In the meantime, I did find a DvD player, but I continued to do my morning routine by memorization. Doing the routine without the DvD takes about 1 1/2 to 2 hours, since I make use of the luxury of getting to spend more time in poses. One of the problems with the DvD is sometimes I reach the point where I think "Yes, I get it!" And my muscles juuuusssttt start to begin relaxing into a pose when Rodney says "come up, right foot back..... blah blah blah" and mentally I think "damn him!" :)

Since leaving home, I realize something new about my yoga. (There is no end to what you're learning about yoga) My morning yoga is like morning coffee is for other people. I watch the people around me racing to the local coffee shop for a coffee and pastry. They say "I can't go without my morning coffee and pastry!" Then they spend the rest of the day talking at a million miles an hour and getting stressed out. My yoga does exactly the same thing to me as coffee and donuts do to them, except I find myself doing a lot more listening throughout my day and a lot less talking, and taking more deep breaths instead of getting stressed out. I can't go without my morning yoga!

The other day I climbed a local mountain. It's a fairly short hike, about 4 miles round trip to the peak and back. I wondered how much I'd be able to do without getting winded, since I haven't been doing much climbing or walking. I found myself reaching the peak before I could even begin to be out of breath. Before I knew it I had made the round trip.

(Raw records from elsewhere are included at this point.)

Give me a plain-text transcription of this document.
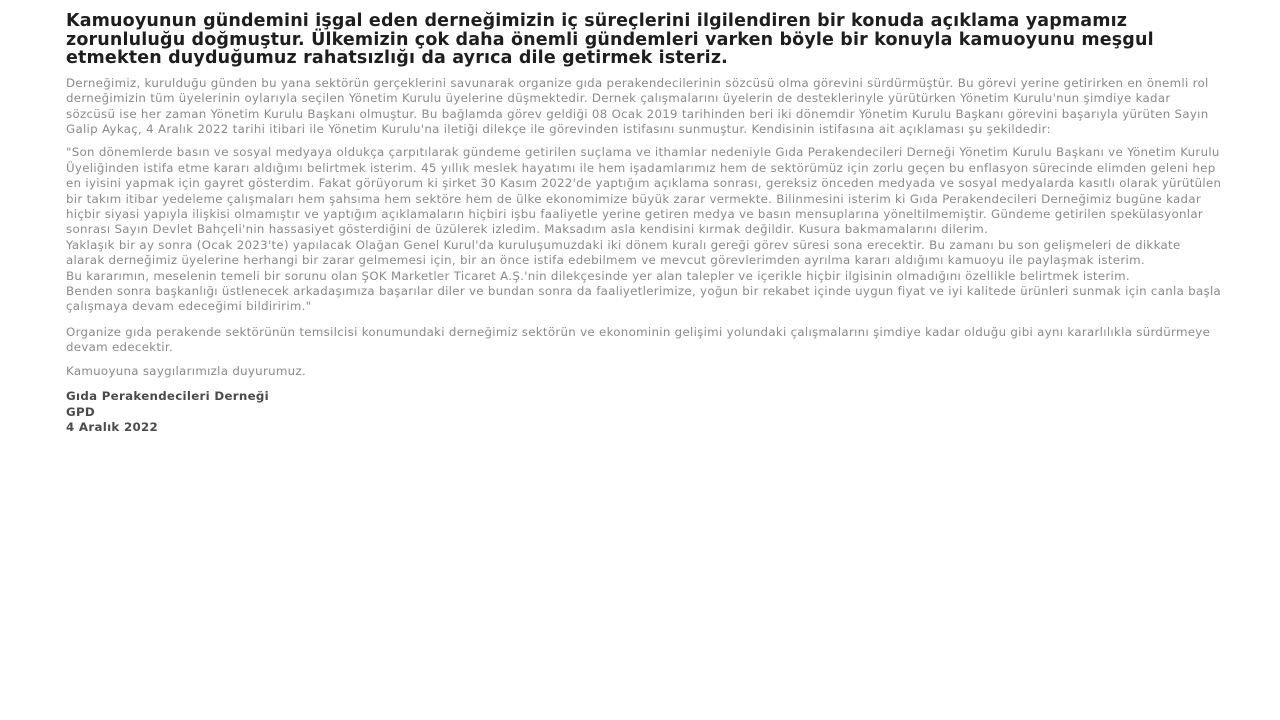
Kamuoyunun gündemini işgal eden derneğimizin iç süreçlerini ilgilendiren bir konuda açıklama yapmamız zorunluluğu doğmuştur. Ülkemizin çok daha önemli gündemleri varken böyle bir konuyla kamuoyunu meşgul etmekten duyduğumuz rahatsızlığı da ayrıca dile getirmek isteriz.

Derneğimiz, kurulduğu günden bu yana sektörün gerçeklerini savunarak organize gıda perakendecilerinin sözcüsü olma görevini sürdürmüştür. Bu görevi yerine getirirken en önemli rol derneğimizin tüm üyelerinin oylarıyla seçilen Yönetim Kurulu üyelerine düşmektedir. Dernek çalışmalarını üyelerin de desteklerinyle yürütürken Yönetim Kurulu'nun şimdiye kadar sözcüsü ise her zaman Yönetim Kurulu Başkanı olmuştur. Bu bağlamda görev geldiği 08 Ocak 2019 tarihinden beri iki dönemdir Yönetim Kurulu Başkanı görevini başarıyla yürüten Sayın Galip Aykaç, 4 Aralık 2022 tarihi itibari ile Yönetim Kurulu'na iletiği dilekçe ile görevinden istifasını sunmuştur. Kendisinin istifasına ait açıklaması şu şekildedir:

"Son dönemlerde basın ve sosyal medyaya oldukça çarpıtılarak gündeme getirilen suçlama ve ithamlar nedeniyle Gıda Perakendecileri Derneği Yönetim Kurulu Başkanı ve Yönetim Kurulu Üyeliğinden istifa etme kararı aldığımı belirtmek isterim. 45 yıllık meslek hayatımı ile hem işadamlarımız hem de sektörümüz için zorlu geçen bu enflasyon sürecinde elimden geleni hep en iyisini yapmak için gayret gösterdim. Fakat görüyorum ki şirket 30 Kasım 2022'de yaptığım açıklama sonrası, gereksiz önceden medyada ve sosyal medyalarda kasıtlı olarak yürütülen bir takım itibar yedeleme çalışmaları hem şahsıma hem sektöre hem de ülke ekonomimize büyük zarar vermekte. Bilinmesini isterim ki Gıda Perakendecileri Derneğimiz bugüne kadar hiçbir siyasi yapıyla ilişkisi olmamıştır ve yaptığım açıklamaların hiçbiri işbu faaliyetle yerine getiren medya ve basın mensuplarına yöneltilmemiştir. Gündeme getirilen spekülasyonlar sonrası Sayın Devlet Bahçeli'nin hassasiyet gösterdiğini de üzülerek izledim. Maksadım asla kendisini kırmak değildir. Kusura bakmamalarını dilerim.

Yaklaşık bir ay sonra (Ocak 2023'te) yapılacak Olağan Genel Kurul'da kuruluşumuzdaki iki dönem kuralı gereği görev süresi sona erecektir. Bu zamanı bu son gelişmeleri de dikkate alarak derneğimiz üyelerine herhangi bir zarar gelmemesi için, bir an önce istifa edebilmem ve mevcut görevlerimden ayrılma kararı aldığımı kamuoyu ile paylaşmak isterim.

Bu kararımın, meselenin temeli bir sorunu olan ŞOK Marketler Ticaret A.Ş.'nin dilekçesinde yer alan talepler ve içerikle hiçbir ilgisinin olmadığını özellikle belirtmek isterim.

Benden sonra başkanlığı üstlenecek arkadaşımıza başarılar diler ve bundan sonra da faaliyetlerimize, yoğun bir rekabet içinde uygun fiyat ve iyi kalitede ürünleri sunmak için canla başla çalışmaya devam edeceğimi bildiririm."

Organize gıda perakende sektörünün temsilcisi konumundaki derneğimiz sektörün ve ekonominin gelişimi yolundaki çalışmalarını şimdiye kadar olduğu gibi aynı kararlılıkla sürdürmeye devam edecektir.

Kamuoyuna saygılarımızla duyurumuz.

Gıda Perakendecileri Derneği
GPD
4 Aralık 2022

If it hadn't been getting dark, I'm tempted to believe I could have done twice the distance. Is it that yoga is aerobic, or is it that yoga makes my body so strong? I haven't yet been able to answer that question.

And now I don't wonder why 1/2 of my suitcase is consumed by my yoga mat, books, DvD, strap, headband, and sweatpants.

I miss home so though.....

Monday, February 9, 2009

Downward Facing Dog and Upward Facing Dog

My frozen shoulder  issues seem to be getting better.  I'm amazed at how it could be healing so quickly.  I can only imagine that yoga has caught the problem before it has actually become a full-blown frozen shoulder, and also that yoga has allowed my body to learn quicker by being more readily agreeable to relaxing into the pain.
 
My yoga growth seems to never end.  Lately Downward Facing Dog and Upward Facing Dog have taken on new meanings.  It used to be that I'd get into Downward Facing Dog, and in my mind I'd be thinking, "ok, I'm here...  so what?".  That was the first stage of my DFD growth.  Then, I did more reading and studying of the pose, and realized that I should be pushing into my legs so that my calves were getting stretched.  So I worked on pushing into my legs and getting those calves loosened.  I interspersed that with stretching my arms and back.
 
Now, though, I find myself being a lot more fluid in my DFD's.  I get into the position, and stretch my ankles, and stretch through my right side, and then my left side...  and then it becomes as though I was doing a huge yawn through my entire body.  When Rodney Yee says to stay in DFD for 30 seconds or 1 minute in "Moving Toward Balance: Yoga in 8 Weeks with Rodney Yee", I used to get into position and stay there, and it would feel like forever.  Now I get into position, but then stretch here, and then there, and then do a huge "yawn" through my spine, and the entire pose is like stroking myself as though I were a dog and master as the same time.  I find this transformation in my perception and abilities quite nice.
 
The same enlightenment has come to me about Upward Facing Dog.  There's something in my back that "cracks", when I'm starting to loosen my spine through doing this pose.  It's most evident in the Power Yoga with Rodney Yee DvD, where you do a gazilion of them.  Once I've reached this loosening stage, then the pose becomes one of stretching and tractioning my spine, and feels so exhiliarating.
 
I can't miss a day of yoga now.  It's etched into my being.  The day that I skip my workout, I can feel my body doing virtual flips all day long.  "Huh?  where....  what....  where's my stretching?  Where's my mind grounding?  What's up?  What's down?"  It's discombobulated.